The following suggestions are often presented as being solutions:
Why not use a decode table as a pointer into Telnet client?
Our browser has a decode table, therefore we have solved the problem this way.
We have proxy channel for that Internet service, it decodes automatically.
If you consider this a little deeper, you will see that it will not always work... If you utilize this solution, a decode table or proxy would have to exist in each and every interactive Internet service, i.e. telnet, news, gopher, finger, WAIS, HTTP, FTP, etc. Even if you cover all standard Internet services by proxy channels or decode tables, you will be hitted by any newly appeared service, f.e. various multi-user conferencing tools. Lots of such services grows up nowadays.
The disadvantages of decode tables method soon become very obvious, because most of the existing applications don't support decode tables. That is, you would have to restrict the user to a your particular WWW browser with a particular decode table, however many very good browsers are in existence, so it would be a very unwise and confining restriction. Of course you could contact each and every software author and try to convince him to support your decode table, but ... good luck with doing that!
The disadvantages of proxy method become obvious too, because you can
cover only a few old, well-known and stable Internet services and can't
deal with others.
You need to program and debug a separate proxy for each service.
There are some bottlenecks even for known services' proxies such as HTTP,
e.g. most proxies do not remove
<META ... charset=...> fragments from
<HEAD> section. It won't cause any inconvenience with
browsers that follow standards (HTTP header charset must
override META charset), but this can badly damage decoding for
broken browsers that act otherwise, e.g. Mozilla and MS Explorer.

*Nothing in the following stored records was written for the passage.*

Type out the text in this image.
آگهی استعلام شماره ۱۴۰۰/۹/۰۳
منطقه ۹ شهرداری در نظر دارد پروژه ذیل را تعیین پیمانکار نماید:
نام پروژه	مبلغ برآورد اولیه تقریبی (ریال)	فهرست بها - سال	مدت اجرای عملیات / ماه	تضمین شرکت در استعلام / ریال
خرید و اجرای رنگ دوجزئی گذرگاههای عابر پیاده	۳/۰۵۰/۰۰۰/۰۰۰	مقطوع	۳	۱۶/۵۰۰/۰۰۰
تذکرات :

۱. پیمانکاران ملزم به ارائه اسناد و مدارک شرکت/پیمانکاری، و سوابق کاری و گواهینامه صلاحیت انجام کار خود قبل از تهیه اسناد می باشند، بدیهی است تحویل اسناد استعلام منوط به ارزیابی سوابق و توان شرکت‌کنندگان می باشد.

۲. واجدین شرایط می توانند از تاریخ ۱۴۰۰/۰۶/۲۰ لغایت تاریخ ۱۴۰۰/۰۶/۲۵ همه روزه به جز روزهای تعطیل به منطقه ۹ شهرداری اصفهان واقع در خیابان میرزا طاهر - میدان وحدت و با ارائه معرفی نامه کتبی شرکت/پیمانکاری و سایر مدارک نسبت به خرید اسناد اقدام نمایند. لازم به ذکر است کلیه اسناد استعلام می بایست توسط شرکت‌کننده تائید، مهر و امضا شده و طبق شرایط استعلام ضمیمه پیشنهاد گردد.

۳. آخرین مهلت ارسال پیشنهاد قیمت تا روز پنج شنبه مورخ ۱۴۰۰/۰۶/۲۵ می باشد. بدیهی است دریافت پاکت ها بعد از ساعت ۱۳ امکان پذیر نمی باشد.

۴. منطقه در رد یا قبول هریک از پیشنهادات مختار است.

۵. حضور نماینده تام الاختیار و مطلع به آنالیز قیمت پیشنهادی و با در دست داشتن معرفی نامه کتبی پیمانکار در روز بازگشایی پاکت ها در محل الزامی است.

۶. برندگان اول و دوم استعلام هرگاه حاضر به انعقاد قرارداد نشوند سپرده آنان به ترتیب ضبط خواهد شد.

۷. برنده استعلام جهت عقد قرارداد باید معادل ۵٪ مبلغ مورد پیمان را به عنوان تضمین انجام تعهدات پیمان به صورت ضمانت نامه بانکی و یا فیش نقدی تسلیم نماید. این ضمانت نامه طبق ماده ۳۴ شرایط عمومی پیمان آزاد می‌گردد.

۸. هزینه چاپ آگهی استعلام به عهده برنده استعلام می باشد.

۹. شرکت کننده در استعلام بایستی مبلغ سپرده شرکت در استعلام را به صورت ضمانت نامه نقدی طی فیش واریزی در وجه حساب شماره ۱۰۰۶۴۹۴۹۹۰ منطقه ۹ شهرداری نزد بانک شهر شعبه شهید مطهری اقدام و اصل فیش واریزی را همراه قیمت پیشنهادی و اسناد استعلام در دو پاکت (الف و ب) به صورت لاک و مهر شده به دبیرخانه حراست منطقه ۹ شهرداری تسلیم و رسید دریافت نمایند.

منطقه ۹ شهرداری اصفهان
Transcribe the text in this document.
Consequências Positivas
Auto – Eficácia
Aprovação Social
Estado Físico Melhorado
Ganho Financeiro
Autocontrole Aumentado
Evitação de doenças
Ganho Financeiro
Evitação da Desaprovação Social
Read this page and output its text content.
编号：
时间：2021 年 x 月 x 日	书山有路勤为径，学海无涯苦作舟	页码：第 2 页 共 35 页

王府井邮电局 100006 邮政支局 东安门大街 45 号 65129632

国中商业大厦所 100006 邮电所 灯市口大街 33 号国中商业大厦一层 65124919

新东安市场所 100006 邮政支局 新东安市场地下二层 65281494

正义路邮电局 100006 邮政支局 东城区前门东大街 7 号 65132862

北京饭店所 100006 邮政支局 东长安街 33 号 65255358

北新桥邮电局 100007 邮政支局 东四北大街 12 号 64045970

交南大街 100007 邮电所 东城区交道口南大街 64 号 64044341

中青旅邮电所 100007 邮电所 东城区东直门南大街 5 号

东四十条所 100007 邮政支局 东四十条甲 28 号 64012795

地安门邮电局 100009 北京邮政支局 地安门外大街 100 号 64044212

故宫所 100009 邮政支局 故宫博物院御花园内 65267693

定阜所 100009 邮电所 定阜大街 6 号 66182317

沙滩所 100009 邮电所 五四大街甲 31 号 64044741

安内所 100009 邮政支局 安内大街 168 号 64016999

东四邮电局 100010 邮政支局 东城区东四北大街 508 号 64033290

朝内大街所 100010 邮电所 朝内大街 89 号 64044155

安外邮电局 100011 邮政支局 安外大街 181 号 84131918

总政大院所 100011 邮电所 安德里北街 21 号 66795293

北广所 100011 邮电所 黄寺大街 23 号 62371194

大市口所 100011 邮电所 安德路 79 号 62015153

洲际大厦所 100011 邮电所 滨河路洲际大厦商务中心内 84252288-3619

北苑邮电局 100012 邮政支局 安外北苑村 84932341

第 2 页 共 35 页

I think the easiest and the most reliable way to solve this problem is to have two character sets installed, CP1251 and KOI8-R, and then switch between them. People who disagree with this approach often say:
But you need a program to convert between two charsets!
Well, of course you do! But you need such a program in either case, i.e. you receive a binary attachment which is text in KOI8-R: no decode table would help you in this case. But in my variant (i.e. if you have KOI8-R fonts installed too) you can read, edit, cut & paste such documents easily!